I can see something like that going on right now with the DNS Privacy
work. This starts from a requirement for privacy and so one approach
is likely to be encrypting the connection between the client and the
resolver.

There are various approaches that could be used there but these boil down to:

1) Use TLS (and thus DNS over TCP)

2) Use DTLS (and stick to UDP)

3) Develop a new security enhancement.

Now the fact that TLS has been going on for 20 years leads to the
assertion that TLS is the simplest approach. BUT TLS is optimized for
a totally different application and performance is going to be poor
because every TCP connection is now going to require two TCP startup
sequences, one for the DNS transaction and another for the connection
to the discovered endpoint.

OK so what about DTLS, it is built on TLS right? Well sorta. It has
all the complexity of TLS and 20 years of barnacles clinging to the
hull. It is built on a PKIX trust mechanism with DNS grafted in badly.
And it is actually designed around applications like chat and gaming
where people really want TCP connectivity but are using UDP to work
round firewalls.

>From a designer standpoint I can guarantee that making TLS or DTLS
work for an application where they are not suited is going to be
vastly more complex than designing something that is purpose built.
But you can imagine what the arguments are going to be like 'go with
what we understand'. Which actually means 'I don't understand anything
about this stuff so I want to stick with what exists'.

Its only the message packing mechanism that is a poor match to DNS. We
can easily establish something that is essentially a shared secret
bound to a kerberos ticket like identifier and use that to enhance the
messages.


But it gets worse.
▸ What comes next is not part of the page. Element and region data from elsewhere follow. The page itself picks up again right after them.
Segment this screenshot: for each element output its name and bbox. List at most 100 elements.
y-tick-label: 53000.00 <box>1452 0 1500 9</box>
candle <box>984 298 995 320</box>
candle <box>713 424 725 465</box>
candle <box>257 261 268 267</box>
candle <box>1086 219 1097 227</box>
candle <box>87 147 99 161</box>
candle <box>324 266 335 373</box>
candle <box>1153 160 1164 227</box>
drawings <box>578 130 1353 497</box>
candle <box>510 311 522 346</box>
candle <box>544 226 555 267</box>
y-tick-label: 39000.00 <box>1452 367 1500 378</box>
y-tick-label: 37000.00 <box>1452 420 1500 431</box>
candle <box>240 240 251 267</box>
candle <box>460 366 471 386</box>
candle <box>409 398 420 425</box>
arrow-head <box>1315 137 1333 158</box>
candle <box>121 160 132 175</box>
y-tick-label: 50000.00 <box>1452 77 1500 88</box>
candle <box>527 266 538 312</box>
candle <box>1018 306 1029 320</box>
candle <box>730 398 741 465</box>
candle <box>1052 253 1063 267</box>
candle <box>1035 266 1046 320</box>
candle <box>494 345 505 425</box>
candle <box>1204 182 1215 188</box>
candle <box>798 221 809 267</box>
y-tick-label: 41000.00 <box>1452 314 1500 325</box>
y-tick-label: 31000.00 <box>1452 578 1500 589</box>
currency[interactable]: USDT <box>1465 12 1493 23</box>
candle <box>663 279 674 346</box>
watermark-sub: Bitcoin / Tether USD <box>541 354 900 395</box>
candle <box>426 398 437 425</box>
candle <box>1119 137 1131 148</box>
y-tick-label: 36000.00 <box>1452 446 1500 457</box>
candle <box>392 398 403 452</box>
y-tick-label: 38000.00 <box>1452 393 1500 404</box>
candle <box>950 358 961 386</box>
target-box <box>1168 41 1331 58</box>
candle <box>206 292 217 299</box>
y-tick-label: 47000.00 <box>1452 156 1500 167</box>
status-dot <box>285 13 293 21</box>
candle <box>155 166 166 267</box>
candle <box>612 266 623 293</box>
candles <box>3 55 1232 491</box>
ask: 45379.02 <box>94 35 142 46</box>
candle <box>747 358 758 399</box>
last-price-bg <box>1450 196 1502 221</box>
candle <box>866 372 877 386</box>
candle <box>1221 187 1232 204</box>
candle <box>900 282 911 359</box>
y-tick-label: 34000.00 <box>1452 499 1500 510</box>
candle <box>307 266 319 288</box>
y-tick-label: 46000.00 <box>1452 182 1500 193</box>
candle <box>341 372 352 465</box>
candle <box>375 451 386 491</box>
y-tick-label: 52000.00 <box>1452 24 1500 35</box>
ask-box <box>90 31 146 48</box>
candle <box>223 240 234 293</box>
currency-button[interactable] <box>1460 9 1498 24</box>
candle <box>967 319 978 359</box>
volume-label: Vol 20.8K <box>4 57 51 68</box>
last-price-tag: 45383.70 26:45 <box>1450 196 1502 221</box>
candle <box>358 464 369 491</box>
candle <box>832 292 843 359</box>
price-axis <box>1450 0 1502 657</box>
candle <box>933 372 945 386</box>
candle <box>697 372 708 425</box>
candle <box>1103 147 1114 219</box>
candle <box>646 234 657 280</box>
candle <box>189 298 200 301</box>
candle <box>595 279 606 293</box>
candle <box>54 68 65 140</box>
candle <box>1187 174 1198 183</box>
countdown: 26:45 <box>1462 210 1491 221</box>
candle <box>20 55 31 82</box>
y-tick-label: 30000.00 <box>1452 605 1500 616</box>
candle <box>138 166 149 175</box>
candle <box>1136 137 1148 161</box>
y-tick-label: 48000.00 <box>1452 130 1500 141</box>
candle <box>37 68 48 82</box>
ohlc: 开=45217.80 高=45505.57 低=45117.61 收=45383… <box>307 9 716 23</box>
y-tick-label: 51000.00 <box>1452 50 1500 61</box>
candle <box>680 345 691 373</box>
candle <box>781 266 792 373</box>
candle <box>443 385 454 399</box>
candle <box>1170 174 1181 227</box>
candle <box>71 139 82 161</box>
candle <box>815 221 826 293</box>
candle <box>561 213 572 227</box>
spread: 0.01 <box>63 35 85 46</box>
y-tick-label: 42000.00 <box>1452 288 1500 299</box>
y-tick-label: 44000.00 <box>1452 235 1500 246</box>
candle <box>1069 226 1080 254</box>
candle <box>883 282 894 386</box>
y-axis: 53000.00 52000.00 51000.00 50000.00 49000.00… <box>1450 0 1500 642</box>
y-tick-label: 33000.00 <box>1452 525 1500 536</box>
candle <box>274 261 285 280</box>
The original framing for the problem is encryption.
But my objective is actually authentication. Because for me
authentication is worth ten times encryption. I am far more concerned
about making sure that Erdogan in Turkey can't block Twitter than
stopping him seeing the DNS traffic as the IP traffic that follows
will show who is going to Twitter. Being able to guarantee a link to a
resolution and discovery service you trust should be the foundation to
all other security, including the ability to hook in censorship
busting transports like TOR.

If we are going to encrypt packets then we need to do a key exchange
and establish a shared secret. Once we have a shared secret, encrypt
and authenticate is pretty much the same complexity and difficulty as
encrypt only. Adding a MAC to a packet is not a lot of effort.


But I know what the pushback is going to be; MAKE IT SIMPLE! Because
the last problem that arose in the USA was privacy that is the only
problem we are going to allow to be discussed. Any proposals to do any
other security will be rejected as OUT OF SCOPE. Because stopping what
the NSA might do is much more important than stopping what we know is
going on in Iran etc.

And then when the fact that we need authentication becomes obvious we
will go through a process of defining extensions to the core to allow
for authentication. And so what should have been mandatory to
implement is now an option. And options never work as well as
something that is required.


One of the reasons that PKIX is so complicated is that at every step
of the way there was someone insisting that the spec be made simpler
than the problem. And so we ended up with CRLs and OCSP rather than
one mechanism. And later SCVP was added on top.

With SAML we got to put together a core that was vastly more flexible
and capable than was necessary to solve authentication and
authorization. As a result SAML has remained pretty simple because
there was no need to invent ad-hoc work arounds for stuff.